Reinsurance is a way for insurance companies to transfer some of the risk they take on when they sell insurance policies, particularly in catastrophe-prone areas.

A group of insurance professionals sit at a table to negotiate a reinsurance contract

Reinsurance definition

Think of reinsurance as insurance for insurance companies. Just like you get a homeowners policy in case something devastating happens to your home, an insurance company buys reinsurance to protect against exceedingly large losses.

An insurance company buys reinsurance that covers some or all of its risk to help ensure it can pay policyholders after a catastrophic event. If a large number of the company’ policyholders experience catastrophic events, then it may be able to recoup some of the money it pays out in claims.

How reinsurance works

At a minimum, reinsurance involves two parties who enter a contract. The first party is the one that buys the reinsurance coverage. It’s sometimes called the ceding party because it “gives up” some of its liability to the second party, the reinsurer. In exchange for taking on the ceding party’s liability, the reinsurer gets paid according to the terms of the contract.

This is what insurance people mean when they talk about transferring risk, and it’s essentially the same as what happens when you buy a policy. You pay a premium so that some of your risk transfers to your insurance company. Few people can take on all of the risk of owning a home, but home insurance makes it possible.

That’s basically the idea behind reinsurance, too. By getting reinsurance, the ceding company, which is usually an insurer that sells policies to consumers, limits its exposure to catastrophic loss.
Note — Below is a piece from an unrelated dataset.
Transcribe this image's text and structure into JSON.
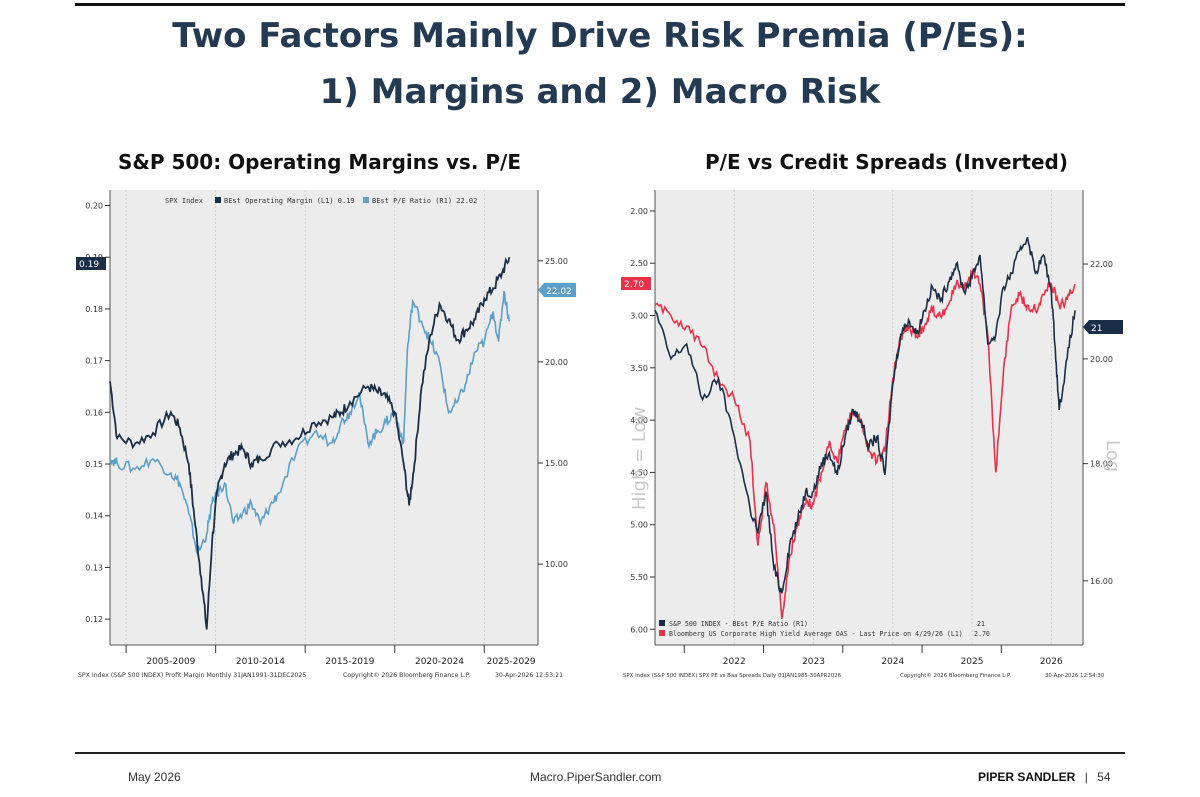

Imagine, for example, you own an insurance company that specializes in Florida home insurance. Your policyholders rightly expect that you can pay their claims if a covered event occurs. But with so many homes in a high-risk area, you have to think about what might happen if a major hurricane blows through and causes damage to most (or all!) of your policyholders’ homes.

To guard against that possibility, you buy reinsurance. Now if a hurricane or some other covered peril does cause catastrophic damage, your company is prepared to meet its obligations.

Types of reinsurance

Most insurance companies use reinsurance, but what that looks like can vary quite a bit. First, there are two general methods for reinsurance:

  • Facultative coverage, which means reinsurance is negotiated for each policy separately.
  • Treaty reinsurance, where the reinsurer covers a portion of all the insurance company’s policies.

Next, there are an additional five types of reinsurance:

  • Proportional. In this type of reinsurance, which falls under the treaty reinsurance method, the ceding company sells a prorated portion of each policy to one or more reinsurers. The reinsurer gets a portion of each premium in exchange for paying a portion of each claim.
  • Non-proportional. Another type of treaty reinsurance, non-proportional reinsurance only kicks in if the ceding company’s claims exceed a certain amount in a given period.
  • Risk-attaching coverage. Any claims stemming from the ceding company’s policies are covered no matter when the loss occurs as long as the policies were created during the reinsurance contract. Claims aren’t covered for policies that began outside of the reinsurance contract, even if the loss occurred while reinsurance was in force.
  • Loss-occurring coverage. In loss-occurring reinsurance, it doesn’t matter when the policies were created. The reinsurer covers all claims that occur during the life of the reinsurance contract. Losses that happen after the reinsurance contract expires are not covered.
  • Claims-made coverage. Claims are covered as long as they’re reported to the insurance company during the reinsurance contact. This is different from loss-occurring coverage because here the date of claim report is considered the date of the actual loss. Loss-occurring coverage only kicks in if the date of the loss happens during the reinsurance contract.

Why reinsurance is important

When an insurance company has a large number of policies in a particular area, it becomes more susceptible to catastrophic claims. Reinsurance provides insurance companies in that situation with the finances to pay claims they may not be able to financially handle. In some extreme cases, reinsurance can even help an insurance company stay solvent.

But there’s a benefit to reinsurance for homeowners, too, particularly if they live in an area where extreme weather is common. Basically, reinsurance provides a cushion that allows insurance companies to take on more risk. One of the reasons we can insure homes in Florida is because we have a strong reinsurance program that helps us offer coverage that people can afford.